Mrs. Jenkins folded her lips and sighed.
“Well, the ones of you that are going to be in the Gibson Tableaux needn’t wait any longer, but the Sunflower Belles and Beaux might go through their cakewalk again while we’re waiting for her. Please give us ‘Hello, Mah Baby,’ Mr. Sargent. Mr. Sargent! I said ‘Hello, Mah Baby.’ ”
But at last they were through, and Victor was going home on the Darby car, that connected Wilmington with Philadelphia now, was peering through the windows into the night—here was his getting-off place.
The fields were white with snow, and snow fell cold and fresh on his face. He walked buoyantly up the lane, thinking of the way the Summer Girl had looked at him—the Widow, too, for that matter. His mouth went up a little at the corners.

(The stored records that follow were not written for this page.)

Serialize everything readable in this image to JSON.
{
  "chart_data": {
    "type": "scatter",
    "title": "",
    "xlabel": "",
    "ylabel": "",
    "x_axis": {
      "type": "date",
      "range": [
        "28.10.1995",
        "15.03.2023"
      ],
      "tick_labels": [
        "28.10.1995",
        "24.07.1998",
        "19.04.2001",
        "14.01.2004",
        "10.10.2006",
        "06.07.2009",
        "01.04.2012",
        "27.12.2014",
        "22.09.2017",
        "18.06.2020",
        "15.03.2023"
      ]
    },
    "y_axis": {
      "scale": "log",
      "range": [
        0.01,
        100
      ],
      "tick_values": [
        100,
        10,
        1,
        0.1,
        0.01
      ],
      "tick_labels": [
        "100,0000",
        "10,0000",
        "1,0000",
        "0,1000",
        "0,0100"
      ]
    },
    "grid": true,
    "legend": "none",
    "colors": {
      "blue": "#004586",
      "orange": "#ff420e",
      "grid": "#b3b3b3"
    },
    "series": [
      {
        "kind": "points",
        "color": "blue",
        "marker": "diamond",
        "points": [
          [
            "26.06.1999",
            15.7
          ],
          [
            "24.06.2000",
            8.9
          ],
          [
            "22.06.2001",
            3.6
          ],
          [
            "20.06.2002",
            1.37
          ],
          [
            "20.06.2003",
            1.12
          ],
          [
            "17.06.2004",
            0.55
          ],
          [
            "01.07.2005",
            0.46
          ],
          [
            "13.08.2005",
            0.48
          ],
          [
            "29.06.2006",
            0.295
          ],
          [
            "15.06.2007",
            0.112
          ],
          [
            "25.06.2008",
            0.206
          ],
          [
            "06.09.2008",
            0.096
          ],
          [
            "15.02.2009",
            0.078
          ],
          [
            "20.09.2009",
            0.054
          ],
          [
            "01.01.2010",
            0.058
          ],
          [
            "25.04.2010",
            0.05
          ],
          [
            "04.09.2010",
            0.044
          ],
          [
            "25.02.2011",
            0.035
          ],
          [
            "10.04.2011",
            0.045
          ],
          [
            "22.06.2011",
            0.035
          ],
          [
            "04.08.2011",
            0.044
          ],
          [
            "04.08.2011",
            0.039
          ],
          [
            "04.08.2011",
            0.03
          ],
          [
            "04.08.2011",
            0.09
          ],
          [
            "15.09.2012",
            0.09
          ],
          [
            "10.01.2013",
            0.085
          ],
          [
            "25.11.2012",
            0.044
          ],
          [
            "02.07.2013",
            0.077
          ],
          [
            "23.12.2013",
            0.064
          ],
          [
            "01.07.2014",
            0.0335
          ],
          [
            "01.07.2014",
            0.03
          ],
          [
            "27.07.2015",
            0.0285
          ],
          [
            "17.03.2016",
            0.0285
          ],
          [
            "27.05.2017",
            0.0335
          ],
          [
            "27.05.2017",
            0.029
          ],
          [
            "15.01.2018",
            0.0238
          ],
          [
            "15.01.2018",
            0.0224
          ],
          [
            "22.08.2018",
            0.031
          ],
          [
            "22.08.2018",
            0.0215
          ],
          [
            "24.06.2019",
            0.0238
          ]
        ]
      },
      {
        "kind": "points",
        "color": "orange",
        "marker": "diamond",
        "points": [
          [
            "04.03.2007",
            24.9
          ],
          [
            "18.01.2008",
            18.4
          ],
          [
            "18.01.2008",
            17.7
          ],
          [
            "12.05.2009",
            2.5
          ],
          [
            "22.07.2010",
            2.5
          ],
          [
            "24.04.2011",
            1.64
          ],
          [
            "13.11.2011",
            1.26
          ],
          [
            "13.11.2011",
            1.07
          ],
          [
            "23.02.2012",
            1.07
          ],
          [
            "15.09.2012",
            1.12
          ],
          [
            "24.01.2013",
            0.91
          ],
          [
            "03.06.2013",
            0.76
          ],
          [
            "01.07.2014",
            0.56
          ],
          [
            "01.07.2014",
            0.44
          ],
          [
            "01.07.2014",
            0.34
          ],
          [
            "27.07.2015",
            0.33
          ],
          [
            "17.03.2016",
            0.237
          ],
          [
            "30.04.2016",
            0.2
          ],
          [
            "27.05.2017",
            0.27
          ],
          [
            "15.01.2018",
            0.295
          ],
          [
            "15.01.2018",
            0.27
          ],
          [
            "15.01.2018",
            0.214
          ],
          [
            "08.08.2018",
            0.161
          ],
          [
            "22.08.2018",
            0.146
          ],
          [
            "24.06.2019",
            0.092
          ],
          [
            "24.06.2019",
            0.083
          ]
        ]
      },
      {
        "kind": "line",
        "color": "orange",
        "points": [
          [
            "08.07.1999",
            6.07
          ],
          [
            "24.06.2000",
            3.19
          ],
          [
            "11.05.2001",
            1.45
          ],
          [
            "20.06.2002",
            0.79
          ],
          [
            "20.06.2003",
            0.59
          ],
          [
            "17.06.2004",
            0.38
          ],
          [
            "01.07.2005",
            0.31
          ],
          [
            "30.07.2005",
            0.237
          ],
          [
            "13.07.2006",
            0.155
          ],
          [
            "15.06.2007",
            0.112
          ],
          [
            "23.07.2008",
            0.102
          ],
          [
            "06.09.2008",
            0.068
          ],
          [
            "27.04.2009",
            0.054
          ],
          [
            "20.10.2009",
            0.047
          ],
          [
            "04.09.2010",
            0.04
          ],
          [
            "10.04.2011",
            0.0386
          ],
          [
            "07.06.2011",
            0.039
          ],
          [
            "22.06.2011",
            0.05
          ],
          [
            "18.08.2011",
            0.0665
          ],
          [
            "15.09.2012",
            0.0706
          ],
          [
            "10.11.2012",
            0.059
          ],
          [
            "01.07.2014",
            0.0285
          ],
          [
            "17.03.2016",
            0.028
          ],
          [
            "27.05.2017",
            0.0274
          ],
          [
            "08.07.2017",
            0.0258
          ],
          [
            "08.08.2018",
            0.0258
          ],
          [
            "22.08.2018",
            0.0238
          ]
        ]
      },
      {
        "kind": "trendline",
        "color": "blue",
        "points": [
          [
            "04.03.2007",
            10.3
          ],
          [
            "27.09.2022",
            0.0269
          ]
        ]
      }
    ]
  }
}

Maggie heard him singing “Hello, Mah Baby” as he climbed the porch steps, and flung the door open.
“Oh, Victor, I thought you’d never come—”
“I forgot to tell you I was going to stay in for a rehearsal—what’s the matter? Why are you crying?”
“May—May’s drowned herself—in the bathtub—”
“Maggie—Mrs. Detweiler sent all these lilies—I wish I’d never made fun of her—”
“Bring them in, Victor. Doesn’t she look sweet and young? I keep thinking of the time she was the ‘Lady of Shalott’—do you remember? She had lilies then, too.”
She looked from Victor’s red swollen eyes to her sister’s lovely tranquil face, and for a second it seemed as if an answer to all life’s questions had come to her, and gone before she could make it hers. May looked so young again, so happy. The room where she lay was in twilight, but out of doors sunlight on snow made a white flame too bright for mortal eyes.